La chanson de la semaine

mercredi 27 octobre 2010

Monts et merveilles


Il y a deux choses qui me laissent pantois avec Miami: le début et la fin. Carry Home, Mother Of Earth. Pour passer de l'une à l'autre, il faut attendre un peu plus de 30 minutes, mais le temps passe vite. Jeffrey Lee Pierce et les siens ont réalisé le disque rock presque parfait: deux moments forts, inégalables, insurmontables, du genre qui ferait chanter, comme David Tattersall des Wave Pictures: "I'll die for beauty", et puis, pour le reste, des chansons de bonne tenue, plutôt rock'n'roll années 80, dans la lignée crue et minimaliste des Cramps. Or, les meilleurs morceaux sont, quoi qu'on fasse, les plus tristes. C'est peut-être le fait d'une pathologie personnelle et extrêmement virale, mais il me semble que les chansons exsudant une certaine douleur - à condition qu'elle soit transcendée - sont simplement plus vitales que les autres. Non que la gaieté soit plus frivole que la tristesse; celle-ci n'est pas même à un plus haut degré que la joie le lot commun des hommes puisque la plupart d'entre eux, dans nos sociétés occidentales, passent plus de temps à rire qu'à pleurer, mais d'une part la tristesse en musique n'est pas la même que dans la vie: elle n'enfonce pas, elle élève; d'autre part, elle creuse un espace vacant en nous-mêmes, elle nous rappelle que rien ne dure, que le temps s'écoule, elle nous éveille au sentiment de notre solitude imprenable. L'impression qui découle d'un morceau comme Mother Of Earth est celle d'une escapade héroïque, sans retour possible, d'une fuite loin de la médiocrité, des contraintes, des compromis, de la demi-mesure - autrement dit, une impression de liberté totale, de souveraineté sur soi et sur le monde. Bref, on est en plein fantasme. Mais c'est le privilège de la musique: produire des instants réversibles dans une existence enchaînée aux causes et aux effets.

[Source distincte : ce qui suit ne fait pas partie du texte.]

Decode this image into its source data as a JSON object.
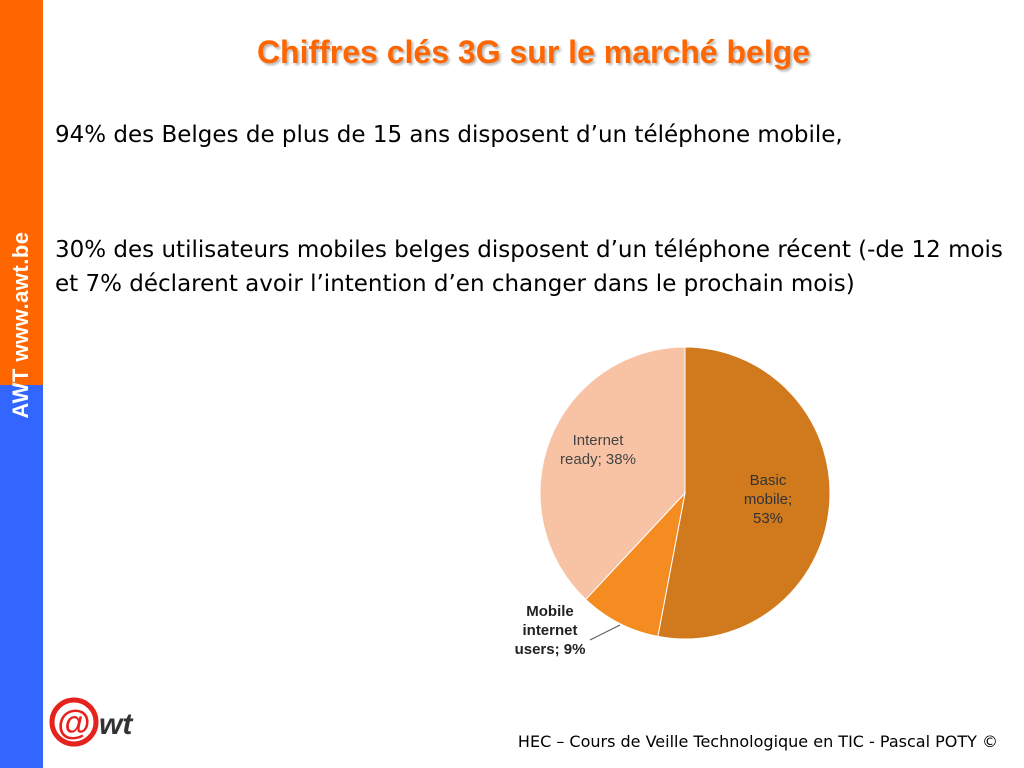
{
  "colors": {
    "sidebar_top": "#FF6600",
    "sidebar_bottom": "#3366FF",
    "title": "#FF6600",
    "pie_basic": "#D07A1D",
    "pie_mobile_internet": "#F48C22",
    "pie_internet_ready": "#F8C3A5",
    "logo_red": "#E5231E"
  },
  "sidebar": {
    "text": "AWT www.awt.be"
  },
  "slide": {
    "title": "Chiffres clés 3G sur le marché belge",
    "paragraphs": [
      "94% des Belges de plus de 15 ans disposent d’un téléphone mobile,",
      "30% des utilisateurs mobiles belges disposent d’un téléphone récent (-de 12 mois et 7% déclarent avoir l’intention d’en changer dans le prochain mois)"
    ]
  },
  "logo": {
    "at_symbol": "@",
    "wordmark": "wt",
    "icon": "awt-logo"
  },
  "footer": {
    "text": "HEC – Cours de Veille Technologique en TIC - Pascal POTY ©"
  },
  "chart_data": {
    "type": "pie",
    "title": "",
    "legend": "none",
    "slices": [
      {
        "label": "Basic mobile; 53%",
        "lines": [
          "Basic",
          "mobile;",
          "53%"
        ],
        "value": 53
      },
      {
        "label": "Mobile internet users; 9%",
        "lines": [
          "Mobile",
          "internet",
          "users; 9%"
        ],
        "value": 9
      },
      {
        "label": "Internet ready; 38%",
        "lines": [
          "Internet",
          "ready; 38%"
        ],
        "value": 38
      }
    ]
  }
}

C'est pour ça qu'on l'aime: pendant trois minutes, on brûle d'un certain feu, puis, avant qu'il nous réduise en cendres, on passe à autre chose. Il n'y a pas de cendres avec elle. Il n'y en a pas non plus avec le Gun Club.

2 commentaires:

  1. OUI, mille fois oui : je souscris à 200% ! Belle analyse, joli texte : BRAVO !
    ESSENTIELLE, l'oeuvre du GUN CLUB : qu'on se le répète ! As-tu écouté aussi "Las Vegas Story" ?

    RépondreSupprimer
  2. Pas encore, mais je me souviens que tu me l'avais conseillé. Pour information, ils ont tous été réédités l'an passé et sont maintenant disponibles pour une dizaine d'euros accompagnés d'un disque live. Je trouve étrange que cette info soit passée incognito dans les médias.